As the new rate goes into effect today, here's everything you need to know.
What is the national living wage?
The national living wage is a mandatory hourly rate of pay introduced in 2016 by former chancellor George Osborne so low wage workers can take a greater share of gains from the UK's growth.
The government has said it is working to move from a low wage, high tax, high welfare society to a higher wage, lower tax, lower welfare society.
How much has the rate increased?
From today, workers 25 and over will be paid £7.50 an hour, a 30p, or four per cent, rise from the original rate of £7.20. This will add up to a pay rise of more than £500 a year.
Who benefits from the hike?
The national living wage is paid to over 2m full-time workers 25 and older; workers 24 and under receive the minimum wage.
As of today, those 21-24 receive £7.05 an hour, 18-20 receive £5.60, under-18s receive £4.05 and apprentices receive £3.50.

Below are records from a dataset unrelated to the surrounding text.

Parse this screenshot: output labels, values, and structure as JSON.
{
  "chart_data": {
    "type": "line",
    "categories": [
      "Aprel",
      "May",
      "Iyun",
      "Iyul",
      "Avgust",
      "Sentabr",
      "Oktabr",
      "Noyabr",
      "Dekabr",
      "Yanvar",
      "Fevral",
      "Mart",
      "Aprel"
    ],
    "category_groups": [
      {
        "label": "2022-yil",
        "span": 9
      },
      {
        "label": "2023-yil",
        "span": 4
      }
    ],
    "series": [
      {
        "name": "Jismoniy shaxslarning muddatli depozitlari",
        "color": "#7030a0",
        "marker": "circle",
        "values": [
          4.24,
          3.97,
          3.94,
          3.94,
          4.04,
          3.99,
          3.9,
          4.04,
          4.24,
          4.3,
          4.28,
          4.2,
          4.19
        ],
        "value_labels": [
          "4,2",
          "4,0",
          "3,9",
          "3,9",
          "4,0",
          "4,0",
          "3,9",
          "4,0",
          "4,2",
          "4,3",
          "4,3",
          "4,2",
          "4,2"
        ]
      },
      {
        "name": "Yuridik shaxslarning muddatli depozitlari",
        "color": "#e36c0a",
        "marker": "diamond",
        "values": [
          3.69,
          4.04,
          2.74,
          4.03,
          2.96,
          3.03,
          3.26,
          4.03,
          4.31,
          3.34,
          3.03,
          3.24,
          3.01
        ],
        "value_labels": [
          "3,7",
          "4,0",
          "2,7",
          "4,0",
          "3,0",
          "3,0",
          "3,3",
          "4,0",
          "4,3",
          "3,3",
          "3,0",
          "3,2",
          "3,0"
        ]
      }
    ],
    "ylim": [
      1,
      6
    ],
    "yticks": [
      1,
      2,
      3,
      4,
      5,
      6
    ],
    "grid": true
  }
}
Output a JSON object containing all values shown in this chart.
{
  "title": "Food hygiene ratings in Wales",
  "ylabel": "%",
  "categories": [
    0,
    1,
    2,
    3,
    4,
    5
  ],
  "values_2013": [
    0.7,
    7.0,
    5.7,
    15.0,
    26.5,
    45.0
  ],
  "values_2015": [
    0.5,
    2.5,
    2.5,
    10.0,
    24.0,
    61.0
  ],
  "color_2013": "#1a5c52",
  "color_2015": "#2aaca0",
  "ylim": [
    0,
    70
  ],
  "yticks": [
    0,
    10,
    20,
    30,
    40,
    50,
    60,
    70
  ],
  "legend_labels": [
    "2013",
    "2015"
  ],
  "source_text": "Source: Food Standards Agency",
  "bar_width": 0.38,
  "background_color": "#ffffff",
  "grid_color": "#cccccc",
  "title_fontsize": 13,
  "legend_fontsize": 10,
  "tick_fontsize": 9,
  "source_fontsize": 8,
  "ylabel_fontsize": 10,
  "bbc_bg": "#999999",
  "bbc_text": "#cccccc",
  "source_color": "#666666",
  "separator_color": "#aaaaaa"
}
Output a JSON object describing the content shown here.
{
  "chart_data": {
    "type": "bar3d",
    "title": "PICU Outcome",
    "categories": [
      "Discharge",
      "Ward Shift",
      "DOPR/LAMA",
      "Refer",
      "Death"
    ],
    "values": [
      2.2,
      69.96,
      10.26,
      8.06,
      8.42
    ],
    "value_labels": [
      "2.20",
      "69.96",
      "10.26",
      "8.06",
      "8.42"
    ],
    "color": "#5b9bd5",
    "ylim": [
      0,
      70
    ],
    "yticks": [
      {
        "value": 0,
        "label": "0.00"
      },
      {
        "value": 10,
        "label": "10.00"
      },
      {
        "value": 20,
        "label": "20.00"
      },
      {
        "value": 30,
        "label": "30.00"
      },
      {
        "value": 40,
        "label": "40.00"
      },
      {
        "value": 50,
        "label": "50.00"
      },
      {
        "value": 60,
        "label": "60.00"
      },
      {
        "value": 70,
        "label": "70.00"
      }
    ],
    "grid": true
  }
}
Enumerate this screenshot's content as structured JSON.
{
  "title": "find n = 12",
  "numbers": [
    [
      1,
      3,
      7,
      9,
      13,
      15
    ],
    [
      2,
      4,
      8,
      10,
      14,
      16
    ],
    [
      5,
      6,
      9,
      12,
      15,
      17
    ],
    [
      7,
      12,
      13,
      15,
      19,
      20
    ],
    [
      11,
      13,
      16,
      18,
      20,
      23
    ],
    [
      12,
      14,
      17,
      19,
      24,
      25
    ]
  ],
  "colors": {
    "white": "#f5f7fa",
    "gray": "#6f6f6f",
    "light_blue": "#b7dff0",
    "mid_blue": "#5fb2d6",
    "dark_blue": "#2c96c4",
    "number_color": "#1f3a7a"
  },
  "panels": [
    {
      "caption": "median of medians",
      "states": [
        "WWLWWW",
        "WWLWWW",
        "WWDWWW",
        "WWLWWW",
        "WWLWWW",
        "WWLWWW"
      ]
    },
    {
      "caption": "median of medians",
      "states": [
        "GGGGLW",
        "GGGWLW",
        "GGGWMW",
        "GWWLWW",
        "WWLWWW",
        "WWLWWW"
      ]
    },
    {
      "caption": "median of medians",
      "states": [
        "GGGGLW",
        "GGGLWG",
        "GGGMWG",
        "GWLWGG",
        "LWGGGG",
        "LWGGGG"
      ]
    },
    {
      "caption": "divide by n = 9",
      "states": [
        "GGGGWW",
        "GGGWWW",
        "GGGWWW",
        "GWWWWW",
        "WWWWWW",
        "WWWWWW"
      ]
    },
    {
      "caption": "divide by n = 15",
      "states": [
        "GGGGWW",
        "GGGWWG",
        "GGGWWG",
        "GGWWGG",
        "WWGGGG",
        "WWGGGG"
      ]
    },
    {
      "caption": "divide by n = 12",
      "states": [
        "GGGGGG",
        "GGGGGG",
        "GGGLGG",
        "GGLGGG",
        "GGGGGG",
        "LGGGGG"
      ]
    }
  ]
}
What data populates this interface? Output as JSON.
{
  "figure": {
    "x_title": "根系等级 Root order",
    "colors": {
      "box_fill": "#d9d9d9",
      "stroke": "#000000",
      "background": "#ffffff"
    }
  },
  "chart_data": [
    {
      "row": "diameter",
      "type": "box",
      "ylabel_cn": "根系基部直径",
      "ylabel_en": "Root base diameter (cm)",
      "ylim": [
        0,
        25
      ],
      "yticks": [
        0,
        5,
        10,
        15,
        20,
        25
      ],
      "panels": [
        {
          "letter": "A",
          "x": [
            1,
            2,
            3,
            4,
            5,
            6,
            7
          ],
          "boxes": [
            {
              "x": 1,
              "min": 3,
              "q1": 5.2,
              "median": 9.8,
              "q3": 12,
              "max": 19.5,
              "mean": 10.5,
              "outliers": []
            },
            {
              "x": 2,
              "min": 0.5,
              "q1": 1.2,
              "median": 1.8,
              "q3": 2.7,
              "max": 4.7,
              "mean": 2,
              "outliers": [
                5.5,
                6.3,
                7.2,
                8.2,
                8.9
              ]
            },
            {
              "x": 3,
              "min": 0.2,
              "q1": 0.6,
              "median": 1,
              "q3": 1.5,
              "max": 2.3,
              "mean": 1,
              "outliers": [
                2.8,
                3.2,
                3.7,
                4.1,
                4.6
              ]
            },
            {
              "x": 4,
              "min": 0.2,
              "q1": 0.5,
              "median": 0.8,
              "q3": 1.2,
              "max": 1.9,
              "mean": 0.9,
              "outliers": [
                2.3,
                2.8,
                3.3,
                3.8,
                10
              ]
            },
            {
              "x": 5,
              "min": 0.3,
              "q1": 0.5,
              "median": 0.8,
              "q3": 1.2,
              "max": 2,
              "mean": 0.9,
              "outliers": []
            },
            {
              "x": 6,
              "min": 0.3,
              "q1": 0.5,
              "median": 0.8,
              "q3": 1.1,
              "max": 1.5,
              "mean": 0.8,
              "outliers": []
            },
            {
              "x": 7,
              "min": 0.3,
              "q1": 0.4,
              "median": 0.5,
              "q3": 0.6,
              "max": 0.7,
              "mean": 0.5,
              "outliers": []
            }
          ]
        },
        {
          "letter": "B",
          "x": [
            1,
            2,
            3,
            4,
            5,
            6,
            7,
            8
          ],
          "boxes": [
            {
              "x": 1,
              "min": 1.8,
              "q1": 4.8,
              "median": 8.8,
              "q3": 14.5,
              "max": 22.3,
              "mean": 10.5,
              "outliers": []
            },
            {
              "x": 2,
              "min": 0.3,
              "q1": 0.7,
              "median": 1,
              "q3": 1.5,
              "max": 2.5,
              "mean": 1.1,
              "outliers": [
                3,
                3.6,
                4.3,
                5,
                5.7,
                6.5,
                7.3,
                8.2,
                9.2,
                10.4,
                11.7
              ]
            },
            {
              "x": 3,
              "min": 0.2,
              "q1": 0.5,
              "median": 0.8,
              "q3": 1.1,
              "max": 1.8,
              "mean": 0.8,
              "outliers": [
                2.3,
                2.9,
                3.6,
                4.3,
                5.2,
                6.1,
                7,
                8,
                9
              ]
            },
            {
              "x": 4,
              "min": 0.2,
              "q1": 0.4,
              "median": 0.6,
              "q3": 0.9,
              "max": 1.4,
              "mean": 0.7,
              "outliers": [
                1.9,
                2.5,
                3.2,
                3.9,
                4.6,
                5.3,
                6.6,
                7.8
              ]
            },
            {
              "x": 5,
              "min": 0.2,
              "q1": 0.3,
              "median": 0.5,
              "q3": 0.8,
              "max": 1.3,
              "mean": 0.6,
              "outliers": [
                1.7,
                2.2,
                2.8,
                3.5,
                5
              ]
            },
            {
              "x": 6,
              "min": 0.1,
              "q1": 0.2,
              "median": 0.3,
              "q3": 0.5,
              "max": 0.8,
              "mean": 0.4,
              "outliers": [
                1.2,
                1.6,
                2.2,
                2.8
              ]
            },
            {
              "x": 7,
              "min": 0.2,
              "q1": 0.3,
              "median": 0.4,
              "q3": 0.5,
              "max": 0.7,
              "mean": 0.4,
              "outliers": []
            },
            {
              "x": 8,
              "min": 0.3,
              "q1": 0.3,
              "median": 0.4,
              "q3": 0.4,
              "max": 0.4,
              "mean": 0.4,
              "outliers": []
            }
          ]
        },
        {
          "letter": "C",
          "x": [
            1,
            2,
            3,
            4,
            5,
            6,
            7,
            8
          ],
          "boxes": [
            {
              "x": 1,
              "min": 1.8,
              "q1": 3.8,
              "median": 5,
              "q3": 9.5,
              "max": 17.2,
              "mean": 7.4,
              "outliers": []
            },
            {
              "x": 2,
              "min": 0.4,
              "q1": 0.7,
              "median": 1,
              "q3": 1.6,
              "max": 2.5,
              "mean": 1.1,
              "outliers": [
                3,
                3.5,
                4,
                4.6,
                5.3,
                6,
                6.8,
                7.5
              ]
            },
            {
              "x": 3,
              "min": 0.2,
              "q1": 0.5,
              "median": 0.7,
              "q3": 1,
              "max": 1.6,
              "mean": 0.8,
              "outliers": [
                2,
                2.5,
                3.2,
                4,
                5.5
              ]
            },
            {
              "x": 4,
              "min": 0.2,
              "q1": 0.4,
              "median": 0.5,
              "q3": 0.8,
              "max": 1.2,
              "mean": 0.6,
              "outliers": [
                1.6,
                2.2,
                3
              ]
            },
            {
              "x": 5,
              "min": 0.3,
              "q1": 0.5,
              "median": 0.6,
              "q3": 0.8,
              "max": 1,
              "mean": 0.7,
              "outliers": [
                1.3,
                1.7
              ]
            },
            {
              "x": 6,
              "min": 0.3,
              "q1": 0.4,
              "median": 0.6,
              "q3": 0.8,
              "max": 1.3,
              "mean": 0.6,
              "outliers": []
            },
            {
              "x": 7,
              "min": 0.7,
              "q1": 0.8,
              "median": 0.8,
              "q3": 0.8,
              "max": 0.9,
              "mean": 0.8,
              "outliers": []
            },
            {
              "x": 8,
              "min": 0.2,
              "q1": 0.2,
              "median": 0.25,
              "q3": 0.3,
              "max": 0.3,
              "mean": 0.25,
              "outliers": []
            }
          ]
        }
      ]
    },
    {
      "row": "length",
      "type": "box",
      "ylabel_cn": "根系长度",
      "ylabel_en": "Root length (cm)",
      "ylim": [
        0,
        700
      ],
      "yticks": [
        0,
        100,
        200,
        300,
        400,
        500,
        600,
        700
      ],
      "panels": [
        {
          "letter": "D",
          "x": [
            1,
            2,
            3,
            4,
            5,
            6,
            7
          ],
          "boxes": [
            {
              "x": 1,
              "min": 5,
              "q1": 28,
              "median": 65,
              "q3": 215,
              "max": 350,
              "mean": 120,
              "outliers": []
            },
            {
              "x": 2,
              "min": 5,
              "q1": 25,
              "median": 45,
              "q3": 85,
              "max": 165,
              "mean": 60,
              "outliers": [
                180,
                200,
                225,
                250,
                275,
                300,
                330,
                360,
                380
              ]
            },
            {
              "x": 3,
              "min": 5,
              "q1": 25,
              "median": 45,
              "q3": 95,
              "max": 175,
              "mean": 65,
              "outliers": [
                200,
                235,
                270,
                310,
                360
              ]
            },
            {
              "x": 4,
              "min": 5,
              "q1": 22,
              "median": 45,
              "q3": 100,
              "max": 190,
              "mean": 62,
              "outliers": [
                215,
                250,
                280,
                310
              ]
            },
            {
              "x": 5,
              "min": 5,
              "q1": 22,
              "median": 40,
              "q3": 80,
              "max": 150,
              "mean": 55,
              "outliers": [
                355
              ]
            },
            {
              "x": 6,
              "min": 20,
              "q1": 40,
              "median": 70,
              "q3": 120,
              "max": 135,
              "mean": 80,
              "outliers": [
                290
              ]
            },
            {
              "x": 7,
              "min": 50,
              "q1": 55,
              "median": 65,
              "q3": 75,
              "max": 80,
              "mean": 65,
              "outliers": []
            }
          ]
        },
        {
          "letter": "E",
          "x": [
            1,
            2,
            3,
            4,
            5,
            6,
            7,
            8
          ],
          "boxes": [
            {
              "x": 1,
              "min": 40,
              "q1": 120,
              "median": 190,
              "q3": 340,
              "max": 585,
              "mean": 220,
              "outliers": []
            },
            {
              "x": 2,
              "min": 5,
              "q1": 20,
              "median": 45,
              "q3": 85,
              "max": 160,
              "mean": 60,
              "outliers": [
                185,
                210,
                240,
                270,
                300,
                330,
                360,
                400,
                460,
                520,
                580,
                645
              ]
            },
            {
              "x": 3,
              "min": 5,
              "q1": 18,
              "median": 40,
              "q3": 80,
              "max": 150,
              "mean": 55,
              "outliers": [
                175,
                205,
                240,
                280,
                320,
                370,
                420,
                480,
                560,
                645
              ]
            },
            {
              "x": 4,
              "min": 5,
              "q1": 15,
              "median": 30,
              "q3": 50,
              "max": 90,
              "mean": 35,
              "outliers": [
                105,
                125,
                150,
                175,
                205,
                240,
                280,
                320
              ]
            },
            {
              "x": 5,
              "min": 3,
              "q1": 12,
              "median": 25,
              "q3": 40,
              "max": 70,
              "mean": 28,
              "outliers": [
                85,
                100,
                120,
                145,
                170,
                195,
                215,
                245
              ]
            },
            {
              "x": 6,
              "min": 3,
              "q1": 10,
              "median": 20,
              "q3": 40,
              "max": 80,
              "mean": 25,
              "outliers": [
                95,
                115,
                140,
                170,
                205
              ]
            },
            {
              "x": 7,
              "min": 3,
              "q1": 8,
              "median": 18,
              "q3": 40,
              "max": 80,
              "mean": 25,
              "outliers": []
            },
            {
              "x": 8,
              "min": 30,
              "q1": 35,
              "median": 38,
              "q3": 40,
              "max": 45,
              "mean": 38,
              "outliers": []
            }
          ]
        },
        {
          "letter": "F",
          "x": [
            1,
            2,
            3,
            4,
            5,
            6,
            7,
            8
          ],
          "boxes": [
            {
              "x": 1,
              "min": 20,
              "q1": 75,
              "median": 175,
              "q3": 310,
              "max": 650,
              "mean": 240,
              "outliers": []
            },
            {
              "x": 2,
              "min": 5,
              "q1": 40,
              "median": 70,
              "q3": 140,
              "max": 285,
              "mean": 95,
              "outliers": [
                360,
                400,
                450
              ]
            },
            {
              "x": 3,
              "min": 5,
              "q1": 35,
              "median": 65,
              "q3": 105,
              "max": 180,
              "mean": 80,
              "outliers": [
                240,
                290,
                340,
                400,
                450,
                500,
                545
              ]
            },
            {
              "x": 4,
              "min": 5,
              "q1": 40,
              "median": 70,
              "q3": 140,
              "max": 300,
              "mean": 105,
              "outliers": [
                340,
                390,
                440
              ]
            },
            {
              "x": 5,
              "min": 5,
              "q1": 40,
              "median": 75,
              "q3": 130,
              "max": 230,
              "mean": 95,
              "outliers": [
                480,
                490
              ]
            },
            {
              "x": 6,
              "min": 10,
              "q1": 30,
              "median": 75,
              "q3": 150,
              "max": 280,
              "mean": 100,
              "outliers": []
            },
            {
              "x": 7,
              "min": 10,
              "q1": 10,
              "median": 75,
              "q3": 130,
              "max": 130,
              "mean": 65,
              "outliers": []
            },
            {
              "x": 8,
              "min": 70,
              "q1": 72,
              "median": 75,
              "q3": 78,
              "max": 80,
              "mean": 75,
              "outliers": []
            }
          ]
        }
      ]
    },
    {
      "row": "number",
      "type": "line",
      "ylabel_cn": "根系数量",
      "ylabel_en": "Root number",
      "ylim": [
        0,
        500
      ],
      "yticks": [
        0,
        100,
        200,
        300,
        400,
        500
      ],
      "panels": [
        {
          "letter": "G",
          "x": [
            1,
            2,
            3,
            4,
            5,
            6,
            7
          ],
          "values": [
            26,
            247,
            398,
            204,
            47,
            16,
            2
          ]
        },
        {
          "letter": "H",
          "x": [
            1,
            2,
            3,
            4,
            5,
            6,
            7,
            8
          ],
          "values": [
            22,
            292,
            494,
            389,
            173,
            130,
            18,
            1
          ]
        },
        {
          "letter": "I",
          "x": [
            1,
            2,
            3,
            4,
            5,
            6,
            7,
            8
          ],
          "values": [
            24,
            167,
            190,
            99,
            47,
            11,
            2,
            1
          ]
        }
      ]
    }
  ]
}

What does this mean for businesses?
London firms are set to face a sharp rise in costs from today, and new research reveals thousands of City businesses aren't prepared.
Nearly 70,000 firms already experience "significant" financial distress before the sharp rise in business rates and the latest increase to the national living wage, according to insolvency firm Begbies Traynor.
"The Capital's businesses are facing challenges from all directions this year," said Julie Palmer, partner at Begbies Traynor.
This fiscal year alone (2017-18), the national living wage will set businesses back around £1.08bn, a rise of four per cent on last year.
What did the government say?
Business minister Margot James said:
“The government is committed to creating an economy that works for everyone and today’s rate rises are great news for some of the UK’s lowest paid workers. More than two million workers will receive an above inflation step up in pay, with some set for a £600-a-year pay rise.
“Every worker in the UK is entitled to at least the national minimum wage or national living wage and we are determined that they get it.
“From today, my clear message to everyone is to check your pay, talk to your boss and report underpayment to Acas.”